The Italian artist, Ciro Cerullo, AKA Jorit, painted the giant mural over a week ago. The portrait shows a young girl with braids wearing a turtleneck sweater, with Jorit’s signature red streaks painted on her cheeks.
Jorit often paints politically-charged murals and is a vocal supporter of the pro-Russian Donbas separatists, who inhabit a region in East Ukraine, parts of which are currently occupied by Russia. His social media is rife with posts campaigning against the Ukrainian war movement in favour of what he describes as a ‘Russian-speaking minority’.
Here’s a sample:
‘Surely now many more people know the tragedies that the Children of Donbass have suffered. This Russian-speaking minority massacred by bombs in Kiev for eight years. No one would ever tell you about it, I had a moral duty to do it. I am sure that excluding the right-wing extremists and those paid directly by NATO, (those are irrecoverable) all the people who wanted to follow me in this experience, now have a broader and less ideological view of the war in Ukraine.’
The Italian initially said he painted ‘a living little girl [Nastya] from Donbas who spent her first years in Mariupol surrounded by war’. Although social media users noted the uncanny resemblance to Whittle’s image, a 2018 Capture Magazine cover image, which it turned out Jorit appropriated.
Jorit admitted to finding Whittle’s image after searching for ‘pigtails’ on Google. He created the mural by appropriating ‘the composition and elements of this Australian girl […] And so what?’
The reason for doing this is because ‘Nastya unfortunately isn’t very photogenic and has a high forehead’, so he borrowed the braids and shirt from Whittle’s image to fix the young girl’s apparent unsightly features.

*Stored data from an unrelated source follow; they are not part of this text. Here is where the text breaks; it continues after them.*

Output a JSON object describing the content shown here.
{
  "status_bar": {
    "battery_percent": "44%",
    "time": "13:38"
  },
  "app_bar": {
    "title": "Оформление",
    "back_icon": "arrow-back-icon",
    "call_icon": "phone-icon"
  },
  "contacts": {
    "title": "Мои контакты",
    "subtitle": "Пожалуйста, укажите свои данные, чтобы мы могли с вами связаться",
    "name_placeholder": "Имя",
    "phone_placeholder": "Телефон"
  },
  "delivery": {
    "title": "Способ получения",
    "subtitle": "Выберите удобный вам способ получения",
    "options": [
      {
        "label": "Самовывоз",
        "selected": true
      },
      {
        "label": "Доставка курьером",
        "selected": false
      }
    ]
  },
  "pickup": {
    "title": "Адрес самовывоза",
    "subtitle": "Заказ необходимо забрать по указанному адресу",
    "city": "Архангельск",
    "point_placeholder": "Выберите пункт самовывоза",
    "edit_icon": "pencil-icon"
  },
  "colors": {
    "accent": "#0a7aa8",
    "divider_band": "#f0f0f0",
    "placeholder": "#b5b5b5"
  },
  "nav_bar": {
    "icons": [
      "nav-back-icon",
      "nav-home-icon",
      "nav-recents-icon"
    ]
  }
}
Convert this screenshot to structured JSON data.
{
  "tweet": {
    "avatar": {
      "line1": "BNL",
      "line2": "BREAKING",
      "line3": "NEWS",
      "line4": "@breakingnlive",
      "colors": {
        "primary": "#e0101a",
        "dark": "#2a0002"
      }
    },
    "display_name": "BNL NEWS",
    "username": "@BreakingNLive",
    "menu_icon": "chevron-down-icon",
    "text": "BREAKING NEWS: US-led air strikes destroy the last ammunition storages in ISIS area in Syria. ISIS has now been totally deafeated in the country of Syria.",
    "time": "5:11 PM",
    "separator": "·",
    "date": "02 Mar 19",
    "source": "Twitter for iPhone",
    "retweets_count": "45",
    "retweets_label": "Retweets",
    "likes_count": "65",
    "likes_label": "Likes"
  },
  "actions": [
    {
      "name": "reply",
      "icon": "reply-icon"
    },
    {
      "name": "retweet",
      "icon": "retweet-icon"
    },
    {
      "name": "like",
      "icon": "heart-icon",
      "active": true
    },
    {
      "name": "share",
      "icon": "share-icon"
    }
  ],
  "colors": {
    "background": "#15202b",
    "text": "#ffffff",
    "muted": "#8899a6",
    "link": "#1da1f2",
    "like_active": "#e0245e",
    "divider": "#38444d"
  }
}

‘I could also paint a Crocodile with a Donbas flag between his claws, the meaning remains the same, it is not the work of himself but what he wants to communicate that is important and what Nastya’s face communicates is the suffering of the Donbas children who have grown up For 8 years under the bombs of Kiev and in fear of Nazi battalions.’
While Jorit didn’t re-produce a carbon copy of Whittle’s image, there are enough similarities to upset the Australian photographer.
‘It was distressing and painful for me to see my image copied and used in this way,’ Whittle told Italian online news outlet, Fanpage. ‘Jorit did not ask my permission to reproduce the image or compensate me in any way. I have not given any permission for the reproduction and I am seeking advice from my lawyers on what to do.’
She adds that ‘my ideas and opinions are in no way in line with those of this artist’.
‘It seems that you find inspiration by copying images found on the internet,’ Whittle wrote about Jorit. ‘I am sad and angry that an artist feels the need to copy someone else’s work without asking permission. And I am very saddened by the way my image, my daughter’s portrait, has been used.’
It’s not the first time that images of Australians have been co-opted to push a pro-Russian message in the Ukraine war. Last year a 2013 photo of Australian SAS troops was used to promote the Russian paramilitary organisation, Wagner Group.